Terror suspect has Aussie link

Posted by Allen on Dec 29th, 2009 and filed under Picked Events. You can follow any responses to this entry through the RSS 2.0. You can leave a response or trackback to this entry

THE Nigerian man accused of attempting to blow up a US jetliner on Christmas Day was a student at the satellite campus of an Australian university just months ago.
Umar-Farouk-Abdulmutallab-001
Umar Farouk Abdulmutallab was studying for a master’s degree at the University of Wollongong’s campus in Dubai, The Wall Street Journal reported.

Abdulmutallab took classes for about seven months, from January to the middle of 2009.

He defied his family’s pleas to remain at the university and graduate by travelling to the terrorism hotbed of Yemen to study Arabic and Shariah law.

The FBI and authorities in Britain, Europe, Yemen and Nigeria are trying to piece together the 23-year-old’s movements over the past year to determine why on approach into Detroit on a Northwest flight on Christmas Day Abdulmutallab allegedly tried to set off a bomb containing the explosive PETN, also known as pentaerythritol.

It is believed the detonator on the bomb malfunctioned, likely saving the 278 passengers and 11 crew members on board.

Abdulmutallab suffered serious burns in the alleged bombing attempt and was initially held in a Michigan hospital, but he has since been transferred to a US federal prison.

Abdulmutallab is the son of an affluent Nigerian family.

His father is the former chairman of Nigeria’s First Bank and Abdulmutallab attended prestigious schools, including a British preparatory school in Togo and England’s University College London. A luxury apartment in London where Abdulmutallab lived has been searched by British authorities.

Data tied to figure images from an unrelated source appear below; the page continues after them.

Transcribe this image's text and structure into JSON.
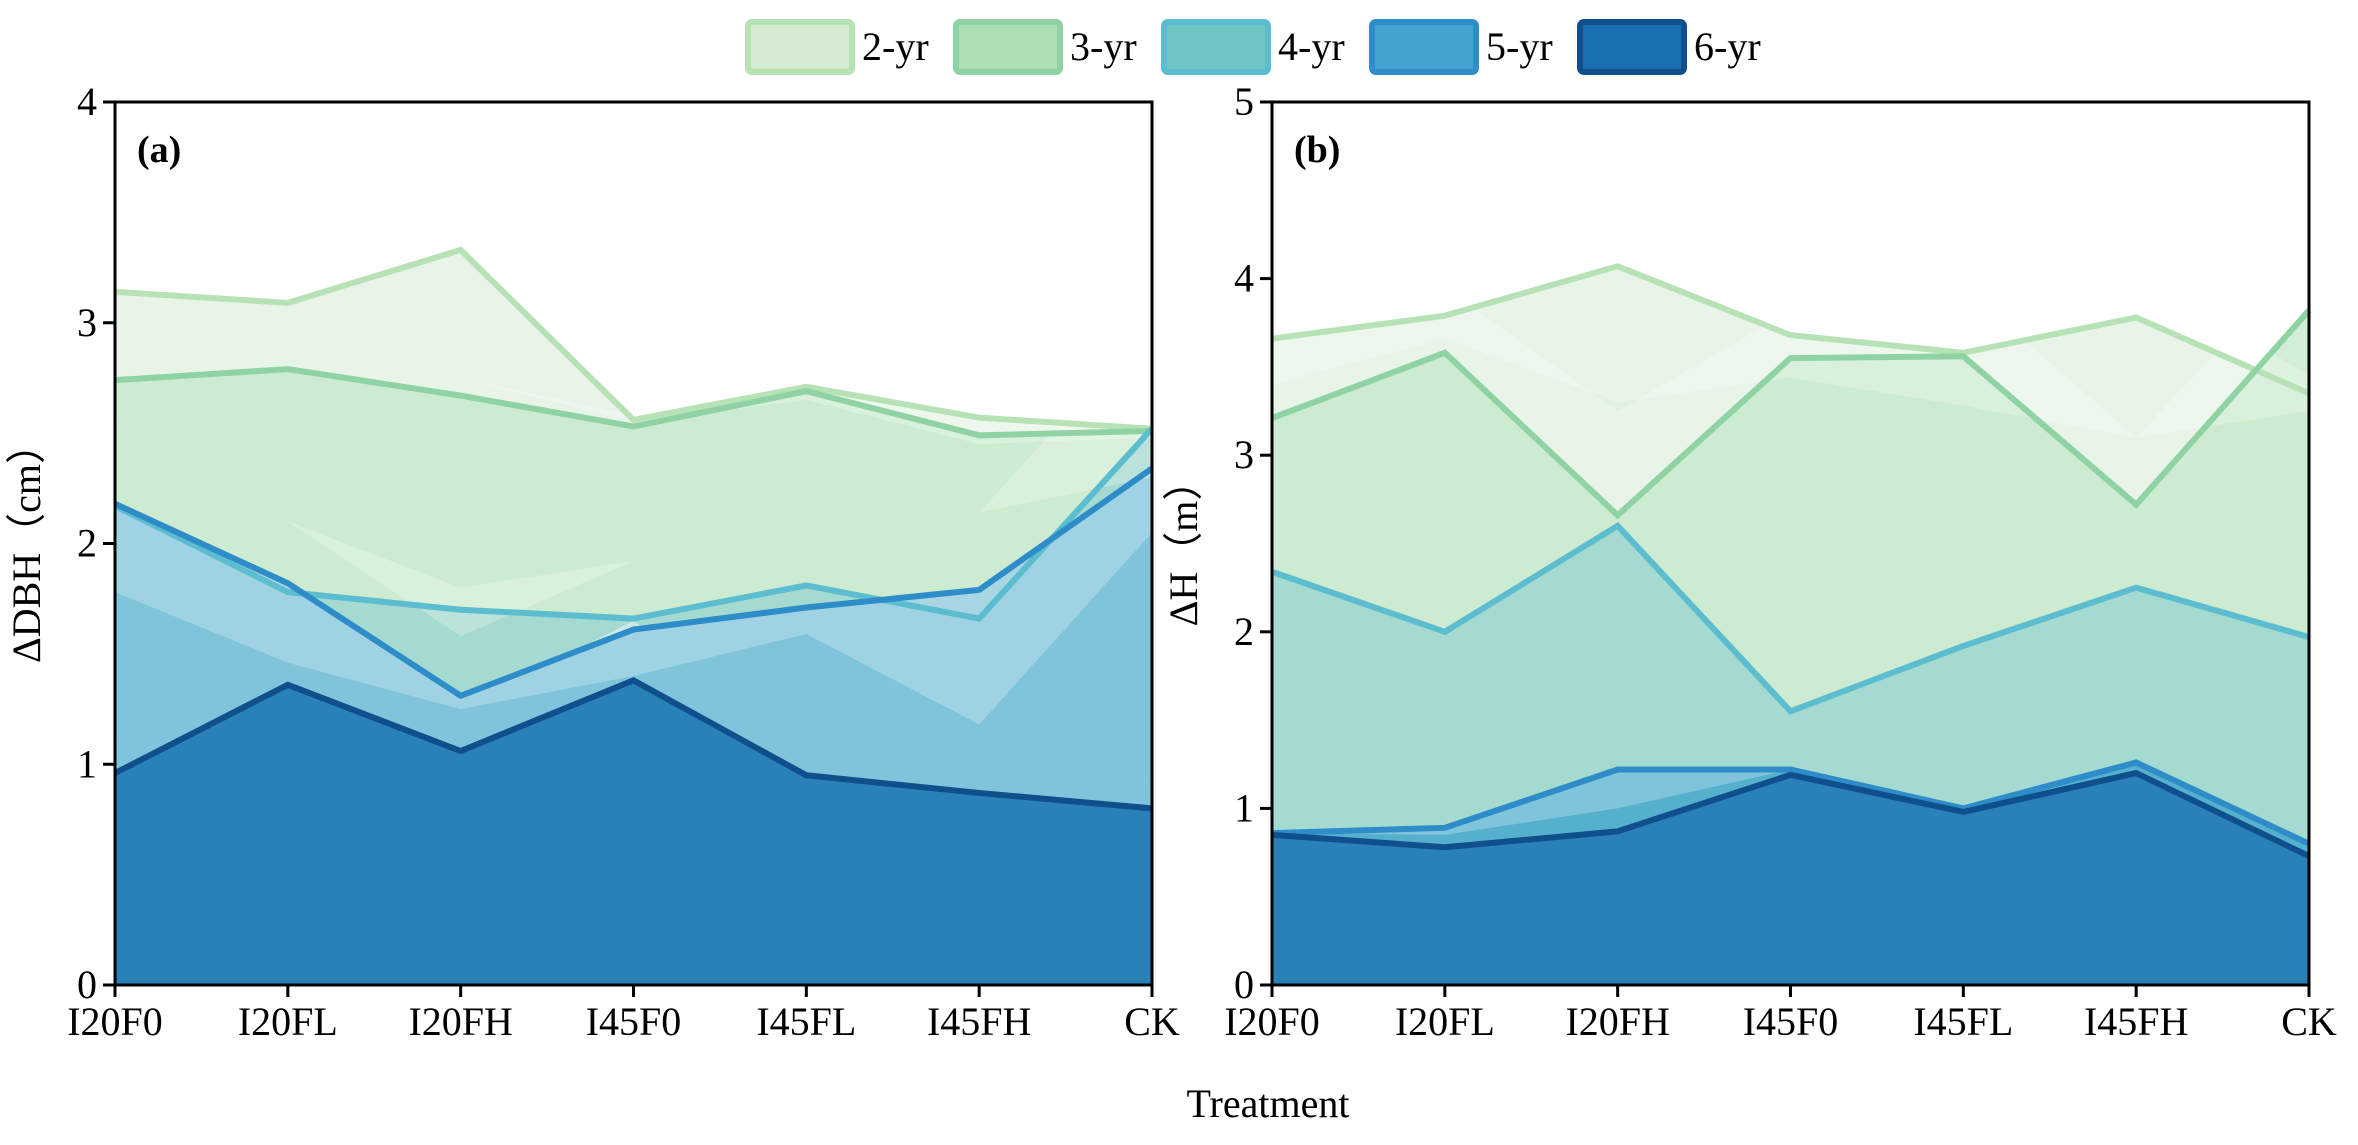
{
  "figure": {
    "xlabel": "Treatment",
    "legend": {
      "position": "top-center",
      "entries": [
        {
          "label": "2-yr",
          "fill": "#d5ecd3",
          "stroke": "#b7e2b6"
        },
        {
          "label": "3-yr",
          "fill": "#aedfb4",
          "stroke": "#8fd3a5"
        },
        {
          "label": "4-yr",
          "fill": "#71c5c2",
          "stroke": "#5bbdcf"
        },
        {
          "label": "5-yr",
          "fill": "#42a5d2",
          "stroke": "#2e8dc8"
        },
        {
          "label": "6-yr",
          "fill": "#1a6fb0",
          "stroke": "#0f4f8c"
        }
      ]
    }
  },
  "chart_data": [
    {
      "type": "area",
      "panel_label": "(a)",
      "ylabel": "ΔDBH（cm）",
      "ylim": [
        0,
        4
      ],
      "yticks": [
        "0",
        "1",
        "2",
        "3",
        "4"
      ],
      "categories": [
        "I20F0",
        "I20FL",
        "I20FH",
        "I45F0",
        "I45FL",
        "I45FH",
        "CK"
      ],
      "series": [
        {
          "name": "2-yr",
          "values": [
            3.14,
            3.09,
            3.33,
            2.56,
            2.71,
            2.57,
            2.52
          ],
          "band_upper": [
            3.35,
            3.32,
            3.47,
            2.6,
            2.75,
            2.75,
            2.56
          ],
          "band_lower": [
            2.85,
            2.93,
            2.75,
            2.55,
            2.65,
            2.45,
            2.48
          ]
        },
        {
          "name": "3-yr",
          "values": [
            2.74,
            2.79,
            2.67,
            2.53,
            2.69,
            2.49,
            2.51
          ],
          "band_upper": [
            2.85,
            2.93,
            2.75,
            2.58,
            2.75,
            2.6,
            2.56
          ],
          "band_lower": [
            2.56,
            2.1,
            1.58,
            1.92,
            2.03,
            2.14,
            2.3
          ]
        },
        {
          "name": "4-yr",
          "values": [
            2.17,
            1.78,
            1.7,
            1.66,
            1.81,
            1.66,
            2.52
          ],
          "band_upper": [
            2.56,
            2.1,
            1.8,
            1.92,
            2.03,
            2.14,
            3.0
          ],
          "band_lower": [
            1.78,
            1.46,
            1.25,
            1.4,
            1.59,
            1.18,
            2.05
          ]
        },
        {
          "name": "5-yr",
          "values": [
            2.18,
            1.82,
            1.31,
            1.61,
            1.71,
            1.79,
            2.34
          ],
          "band_upper": [
            2.18,
            1.82,
            1.31,
            1.61,
            1.71,
            1.79,
            2.34
          ],
          "band_lower": [
            1.12,
            1.52,
            1.25,
            1.65,
            1.06,
            1.21,
            0.94
          ]
        },
        {
          "name": "6-yr",
          "values": [
            0.96,
            1.36,
            1.06,
            1.38,
            0.95,
            0.87,
            0.8
          ],
          "band_upper": [
            1.12,
            1.52,
            1.25,
            1.65,
            1.06,
            1.21,
            0.94
          ],
          "band_lower": [
            0.96,
            1.36,
            1.06,
            1.38,
            0.95,
            0.87,
            0.8
          ]
        }
      ]
    },
    {
      "type": "area",
      "panel_label": "(b)",
      "ylabel": "ΔH（m）",
      "ylim": [
        0,
        5
      ],
      "yticks": [
        "0",
        "1",
        "2",
        "3",
        "4",
        "5"
      ],
      "categories": [
        "I20F0",
        "I20FL",
        "I20FH",
        "I45F0",
        "I45FL",
        "I45FH",
        "CK"
      ],
      "series": [
        {
          "name": "2-yr",
          "values": [
            3.66,
            3.79,
            4.07,
            3.68,
            3.58,
            3.78,
            3.35
          ],
          "band_upper": [
            3.92,
            3.92,
            4.3,
            3.92,
            3.9,
            4.05,
            3.45
          ],
          "band_lower": [
            3.4,
            3.66,
            3.3,
            3.44,
            3.28,
            3.1,
            3.25
          ]
        },
        {
          "name": "3-yr",
          "values": [
            3.21,
            3.58,
            2.66,
            3.55,
            3.56,
            2.72,
            3.82
          ],
          "band_upper": [
            3.75,
            3.95,
            3.25,
            3.82,
            3.95,
            3.1,
            4.15
          ],
          "band_lower": [
            2.72,
            2.33,
            3.15,
            1.85,
            2.42,
            2.5,
            2.3
          ]
        },
        {
          "name": "4-yr",
          "values": [
            2.34,
            2.0,
            2.6,
            1.55,
            1.92,
            2.25,
            1.97
          ],
          "band_upper": [
            2.72,
            2.33,
            3.15,
            1.85,
            2.42,
            2.5,
            2.3
          ],
          "band_lower": [
            1.02,
            1.1,
            1.38,
            1.45,
            1.17,
            1.45,
            1.07
          ]
        },
        {
          "name": "5-yr",
          "values": [
            0.86,
            0.89,
            1.22,
            1.22,
            1.0,
            1.26,
            0.8
          ],
          "band_upper": [
            1.02,
            1.1,
            1.38,
            1.45,
            1.17,
            1.45,
            1.07
          ],
          "band_lower": [
            0.86,
            0.85,
            1.0,
            1.22,
            1.0,
            1.26,
            0.8
          ]
        },
        {
          "name": "6-yr",
          "values": [
            0.85,
            0.78,
            0.87,
            1.19,
            0.98,
            1.2,
            0.73
          ],
          "band_upper": [
            0.85,
            0.78,
            0.87,
            1.19,
            0.98,
            1.2,
            0.73
          ],
          "band_lower": [
            0.85,
            0.78,
            0.87,
            1.19,
            0.98,
            1.2,
            0.73
          ]
        }
      ]
    }
  ]
}
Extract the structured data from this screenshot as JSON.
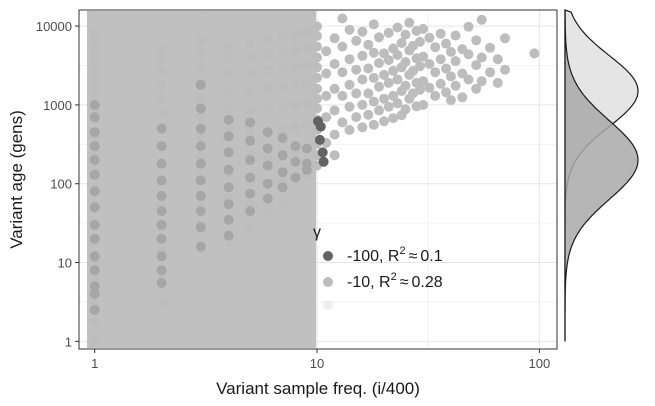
{
  "chart_data": {
    "type": "scatter",
    "xlabel": "Variant sample freq. (i/400)",
    "ylabel": "Variant age (gens)",
    "x_scale": "log10",
    "y_scale": "log10",
    "xlim": [
      0.85,
      120
    ],
    "ylim": [
      0.8,
      16000
    ],
    "x_ticks": [
      1,
      10,
      100
    ],
    "x_tick_labels": [
      "1",
      "10",
      "100"
    ],
    "y_ticks": [
      1,
      10,
      100,
      1000,
      10000
    ],
    "y_tick_labels": [
      "1",
      "10",
      "100",
      "1000",
      "10000"
    ],
    "grid": true,
    "shaded_region": {
      "x_from": 0.85,
      "x_to": 9.5,
      "color": "#bdbdbd"
    },
    "legend": {
      "title": "γ",
      "placement": "inside-bottom-center",
      "entries": [
        {
          "label": "-100, R",
          "sup": "2",
          "approx": "≈",
          "r2": "0.1",
          "color": "#636363"
        },
        {
          "label": "-10, R",
          "sup": "2",
          "approx": "≈",
          "r2": "0.28",
          "color": "#bdbdbd"
        },
        {
          "label": "",
          "color": "#f0f0f0"
        }
      ]
    },
    "series": [
      {
        "color": "#636363",
        "points": [
          [
            10.1,
            620
          ],
          [
            10.4,
            530
          ],
          [
            10.3,
            360
          ],
          [
            10.6,
            250
          ],
          [
            10.7,
            190
          ]
        ]
      },
      {
        "color": "#bdbdbd",
        "points": [
          [
            10,
            9900
          ],
          [
            10,
            7500
          ],
          [
            10,
            5500
          ],
          [
            10,
            4000
          ],
          [
            10,
            3000
          ],
          [
            10,
            2200
          ],
          [
            10,
            1600
          ],
          [
            10,
            1200
          ],
          [
            10,
            900
          ],
          [
            10,
            650
          ],
          [
            10,
            480
          ],
          [
            10,
            320
          ],
          [
            10,
            230
          ],
          [
            10,
            170
          ],
          [
            11,
            4800
          ],
          [
            11,
            2500
          ],
          [
            11,
            1300
          ],
          [
            11,
            700
          ],
          [
            11,
            330
          ],
          [
            12,
            7000
          ],
          [
            12,
            3300
          ],
          [
            12,
            1600
          ],
          [
            12,
            850
          ],
          [
            12,
            420
          ],
          [
            12,
            230
          ],
          [
            13,
            12500
          ],
          [
            13,
            5500
          ],
          [
            13,
            2600
          ],
          [
            13,
            1300
          ],
          [
            13,
            600
          ],
          [
            14,
            9000
          ],
          [
            14,
            3800
          ],
          [
            14,
            1800
          ],
          [
            14,
            950
          ],
          [
            14,
            480
          ],
          [
            15,
            6500
          ],
          [
            15,
            2800
          ],
          [
            15,
            1400
          ],
          [
            15,
            700
          ],
          [
            16,
            8500
          ],
          [
            16,
            4200
          ],
          [
            16,
            2100
          ],
          [
            16,
            1000
          ],
          [
            16,
            520
          ],
          [
            17,
            5800
          ],
          [
            17,
            2900
          ],
          [
            17,
            1400
          ],
          [
            17,
            750
          ],
          [
            18,
            10500
          ],
          [
            18,
            4600
          ],
          [
            18,
            2200
          ],
          [
            18,
            1100
          ],
          [
            18,
            560
          ],
          [
            19,
            7200
          ],
          [
            19,
            3400
          ],
          [
            19,
            1700
          ],
          [
            19,
            850
          ],
          [
            20,
            4500
          ],
          [
            20,
            2400
          ],
          [
            20,
            1200
          ],
          [
            20,
            620
          ],
          [
            21,
            8200
          ],
          [
            21,
            3700
          ],
          [
            21,
            1900
          ],
          [
            21,
            950
          ],
          [
            22,
            5200
          ],
          [
            22,
            2700
          ],
          [
            22,
            1300
          ],
          [
            22,
            680
          ],
          [
            23,
            9600
          ],
          [
            23,
            4300
          ],
          [
            23,
            2100
          ],
          [
            23,
            1050
          ],
          [
            24,
            6100
          ],
          [
            24,
            3000
          ],
          [
            24,
            1500
          ],
          [
            24,
            740
          ],
          [
            25,
            7800
          ],
          [
            25,
            3500
          ],
          [
            25,
            1750
          ],
          [
            25,
            880
          ],
          [
            26,
            11000
          ],
          [
            26,
            4900
          ],
          [
            26,
            2400
          ],
          [
            26,
            1200
          ],
          [
            27,
            5600
          ],
          [
            27,
            2700
          ],
          [
            27,
            1400
          ],
          [
            28,
            8700
          ],
          [
            28,
            3900
          ],
          [
            28,
            1900
          ],
          [
            28,
            960
          ],
          [
            29,
            6300
          ],
          [
            29,
            3100
          ],
          [
            29,
            1550
          ],
          [
            30,
            9200
          ],
          [
            30,
            4100
          ],
          [
            30,
            2000
          ],
          [
            30,
            1000
          ],
          [
            32,
            7100
          ],
          [
            32,
            3300
          ],
          [
            32,
            1650
          ],
          [
            34,
            5400
          ],
          [
            34,
            2600
          ],
          [
            34,
            1300
          ],
          [
            36,
            8000
          ],
          [
            36,
            3800
          ],
          [
            36,
            1850
          ],
          [
            38,
            6000
          ],
          [
            38,
            2900
          ],
          [
            38,
            1450
          ],
          [
            40,
            4700
          ],
          [
            40,
            2300
          ],
          [
            40,
            1150
          ],
          [
            42,
            7600
          ],
          [
            42,
            3600
          ],
          [
            42,
            1750
          ],
          [
            45,
            5100
          ],
          [
            45,
            2500
          ],
          [
            45,
            1250
          ],
          [
            48,
            9800
          ],
          [
            48,
            4400
          ],
          [
            48,
            2100
          ],
          [
            52,
            6600
          ],
          [
            52,
            3200
          ],
          [
            52,
            1600
          ],
          [
            55,
            12000
          ],
          [
            55,
            4000
          ],
          [
            55,
            2000
          ],
          [
            60,
            5300
          ],
          [
            60,
            2600
          ],
          [
            65,
            3800
          ],
          [
            65,
            1900
          ],
          [
            70,
            7000
          ],
          [
            70,
            2800
          ],
          [
            95,
            4500
          ],
          [
            1,
            8000
          ],
          [
            1,
            6500
          ],
          [
            1,
            5000
          ],
          [
            1,
            4000
          ],
          [
            1,
            3200
          ],
          [
            1,
            2500
          ],
          [
            1,
            1800
          ],
          [
            1,
            1300
          ],
          [
            1,
            900
          ],
          [
            1,
            650
          ],
          [
            1,
            400
          ],
          [
            1,
            250
          ],
          [
            1,
            150
          ],
          [
            1,
            90
          ],
          [
            1,
            55
          ],
          [
            1,
            30
          ],
          [
            1,
            18
          ],
          [
            1,
            10
          ],
          [
            1,
            6
          ],
          [
            1,
            3
          ],
          [
            1,
            1.8
          ],
          [
            1,
            1
          ],
          [
            2,
            5000
          ],
          [
            2,
            3800
          ],
          [
            2,
            2700
          ],
          [
            2,
            1800
          ],
          [
            2,
            1200
          ],
          [
            2,
            800
          ],
          [
            2,
            500
          ],
          [
            2,
            300
          ],
          [
            2,
            180
          ],
          [
            2,
            100
          ],
          [
            2,
            55
          ],
          [
            2,
            28
          ],
          [
            2,
            14
          ],
          [
            2,
            7
          ],
          [
            2,
            3
          ],
          [
            3,
            6500
          ],
          [
            3,
            4500
          ],
          [
            3,
            3000
          ],
          [
            3,
            1900
          ],
          [
            3,
            1200
          ],
          [
            3,
            700
          ],
          [
            3,
            400
          ],
          [
            3,
            220
          ],
          [
            3,
            120
          ],
          [
            3,
            60
          ],
          [
            3,
            30
          ],
          [
            3,
            15
          ],
          [
            4,
            5500
          ],
          [
            4,
            3800
          ],
          [
            4,
            2500
          ],
          [
            4,
            1500
          ],
          [
            4,
            900
          ],
          [
            4,
            500
          ],
          [
            4,
            260
          ],
          [
            4,
            130
          ],
          [
            4,
            65
          ],
          [
            4,
            35
          ],
          [
            4,
            18
          ],
          [
            5,
            6000
          ],
          [
            5,
            4000
          ],
          [
            5,
            2500
          ],
          [
            5,
            1500
          ],
          [
            5,
            850
          ],
          [
            5,
            450
          ],
          [
            5,
            230
          ],
          [
            5,
            110
          ],
          [
            5,
            55
          ],
          [
            5,
            28
          ],
          [
            6,
            7000
          ],
          [
            6,
            4500
          ],
          [
            6,
            2800
          ],
          [
            6,
            1600
          ],
          [
            6,
            900
          ],
          [
            6,
            450
          ],
          [
            6,
            220
          ],
          [
            6,
            100
          ],
          [
            6,
            45
          ],
          [
            7,
            7500
          ],
          [
            7,
            4800
          ],
          [
            7,
            3000
          ],
          [
            7,
            1700
          ],
          [
            7,
            950
          ],
          [
            7,
            480
          ],
          [
            7,
            230
          ],
          [
            7,
            110
          ],
          [
            7,
            55
          ],
          [
            8,
            8000
          ],
          [
            8,
            5000
          ],
          [
            8,
            3100
          ],
          [
            8,
            1800
          ],
          [
            8,
            1000
          ],
          [
            8,
            520
          ],
          [
            8,
            250
          ],
          [
            8,
            120
          ],
          [
            9,
            8500
          ],
          [
            9,
            5200
          ],
          [
            9,
            3200
          ],
          [
            9,
            1900
          ],
          [
            9,
            1050
          ],
          [
            9,
            560
          ],
          [
            9,
            270
          ],
          [
            9,
            130
          ]
        ]
      },
      {
        "color": "#a6a6a6",
        "points": [
          [
            1,
            1000
          ],
          [
            1,
            700
          ],
          [
            1,
            450
          ],
          [
            1,
            300
          ],
          [
            1,
            200
          ],
          [
            1,
            130
          ],
          [
            1,
            80
          ],
          [
            1,
            50
          ],
          [
            1,
            30
          ],
          [
            1,
            20
          ],
          [
            1,
            12
          ],
          [
            1,
            8
          ],
          [
            1,
            5
          ],
          [
            1,
            4
          ],
          [
            1,
            2.5
          ],
          [
            2,
            500
          ],
          [
            2,
            300
          ],
          [
            2,
            180
          ],
          [
            2,
            110
          ],
          [
            2,
            70
          ],
          [
            2,
            45
          ],
          [
            2,
            30
          ],
          [
            2,
            20
          ],
          [
            2,
            12
          ],
          [
            2,
            8
          ],
          [
            2,
            5.5
          ],
          [
            3,
            1800
          ],
          [
            3,
            900
          ],
          [
            3,
            500
          ],
          [
            3,
            300
          ],
          [
            3,
            180
          ],
          [
            3,
            110
          ],
          [
            3,
            70
          ],
          [
            3,
            45
          ],
          [
            3,
            28
          ],
          [
            3,
            16
          ],
          [
            4,
            650
          ],
          [
            4,
            400
          ],
          [
            4,
            250
          ],
          [
            4,
            150
          ],
          [
            4,
            90
          ],
          [
            4,
            55
          ],
          [
            4,
            35
          ],
          [
            4,
            22
          ],
          [
            5,
            600
          ],
          [
            5,
            350
          ],
          [
            5,
            200
          ],
          [
            5,
            120
          ],
          [
            5,
            75
          ],
          [
            5,
            45
          ],
          [
            6,
            450
          ],
          [
            6,
            280
          ],
          [
            6,
            170
          ],
          [
            6,
            100
          ],
          [
            6,
            65
          ],
          [
            7,
            380
          ],
          [
            7,
            230
          ],
          [
            7,
            140
          ],
          [
            7,
            90
          ],
          [
            8,
            300
          ],
          [
            8,
            190
          ],
          [
            8,
            120
          ],
          [
            9,
            280
          ],
          [
            9,
            180
          ],
          [
            9,
            150
          ]
        ]
      }
    ],
    "marginal_density": {
      "curves": [
        {
          "color": "#e0e0e0",
          "mode_y": 1500,
          "spread": 0.45
        },
        {
          "color": "#a9a9a9",
          "mode_y": 200,
          "spread": 0.5
        }
      ]
    }
  }
}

Before the Christmas Day arrest, Abdulmutallab’s father told officials in the US and Nigeria he feared his son had been “radicalised”.

University of Wollongong in Dubai vice-president Raymi van der Spek told The Associated Press on Monday that Abdulmutallab took classes for “about seven months” and was no longer a student at the facility.

The Dubai university was established in 1993 by the University of Wollongong and boasts 3,500 students representing 108 nationalities.

It offers specialist undergraduate and postgraduate programs in the areas of business and information technology.

On its website, the University of Wollongong in Dubai promotes how it “is a relatively simple process” for students to transfer to the University of Wollongong in Australia.